Intercalated cell H+/OH- transporter expression is reduced in Slc26a4 null mice

Slc26a4 ( Pds) encodes pendrin, a Cl-/HCO3- exchanger expressed in the apical region of type B and non-A, non-B cells, which mediates secretion of OH- equivalents. Thus genetic disruption of Slc26a4 leads to systemic alkalosis in some treatment models. However, humans and mice with genetic disruption of Slc26a4 have normal acid-base balance under basal conditions. Thus we asked: 1) Is net acid excretion altered in Slc26a4 (-/-) mice under basal conditions? 2) In the absence of pendrin-mediated OH- secretion, are increases in intracellular and systemic pH minimized through changes in intercalated cell subtype abundance or intercalated cell H+/OH- transporter expression?
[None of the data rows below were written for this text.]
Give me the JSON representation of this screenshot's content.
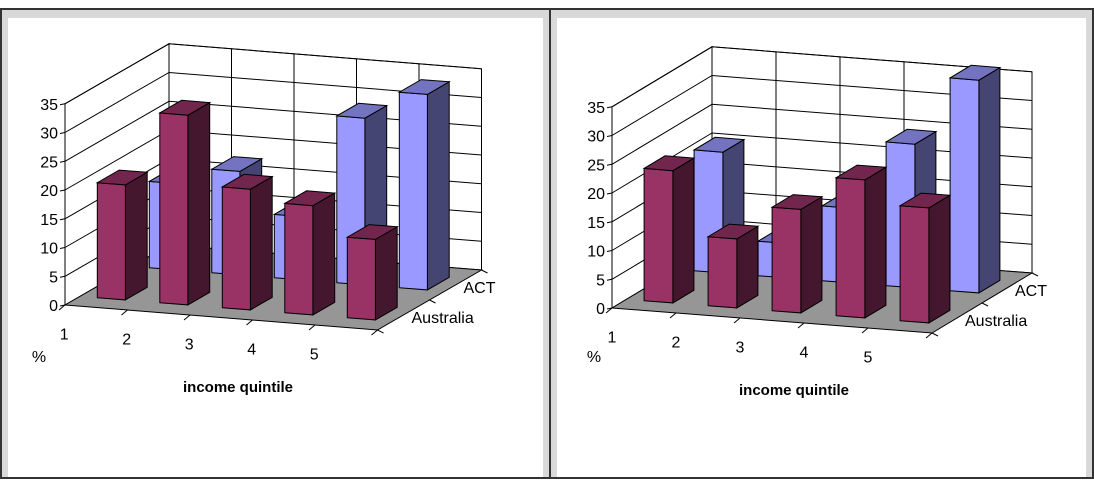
{
  "chart_data": [
    {
      "type": "bar",
      "subtype": "3d-clustered-columns",
      "categories": [
        "1",
        "2",
        "3",
        "4",
        "5"
      ],
      "series": [
        {
          "name": "Australia",
          "values": [
            20,
            33,
            21,
            19,
            14
          ],
          "color": "#993366"
        },
        {
          "name": "ACT",
          "values": [
            15,
            18,
            11,
            29,
            34
          ],
          "color": "#9999ff"
        }
      ],
      "xlabel": "income quintile",
      "ylabel": "%",
      "yticks": [
        "0",
        "5",
        "10",
        "15",
        "20",
        "25",
        "30",
        "35"
      ],
      "ylim": [
        0,
        35
      ],
      "grid": true
    },
    {
      "type": "bar",
      "subtype": "3d-clustered-columns",
      "categories": [
        "1",
        "2",
        "3",
        "4",
        "5"
      ],
      "series": [
        {
          "name": "Australia",
          "values": [
            23,
            12,
            18,
            24,
            20
          ],
          "color": "#993366"
        },
        {
          "name": "ACT",
          "values": [
            21,
            6,
            13,
            25,
            37
          ],
          "color": "#9999ff"
        }
      ],
      "xlabel": "income quintile",
      "ylabel": "%",
      "yticks": [
        "0",
        "5",
        "10",
        "15",
        "20",
        "25",
        "30",
        "35"
      ],
      "ylim": [
        0,
        35
      ],
      "grid": true
    }
  ]
}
To answer these questions, net acid excretion and H+/OH- transporter expression were examined in Slc26a4 (-/-) and Slc26a4 (-/-) mice using balance studies, immunolocalization, and immunoblotting. Excretion of ammonium, titratable acid, and citrate were the same in Slc26a4 null and wild-type mice. However, urinary pH and P-CO2 were much lower in Slc26a4 null relative to wild-type mice due to reduced urinary buffering of secreted H+ by HCO3- . Abundance of non-A, but not type A intercalated cells, was reduced within the cortical collecting ducts of Slc26a4 null mice. Moreover, kidneys from Slc26a4 null mice had reduced H+-ATPase, NBC3 and RhBG total protein expression, particularly within type B and non-A, non-B intercalated cells, although RhCG protein expression was unchanged. Reduced intercalated cell H+/OH- transporter expression is observed in Slc26a4 null mice, which likely attenuates the rise in intracellular and systemic pH expected with genetic disruption of Slc26a4.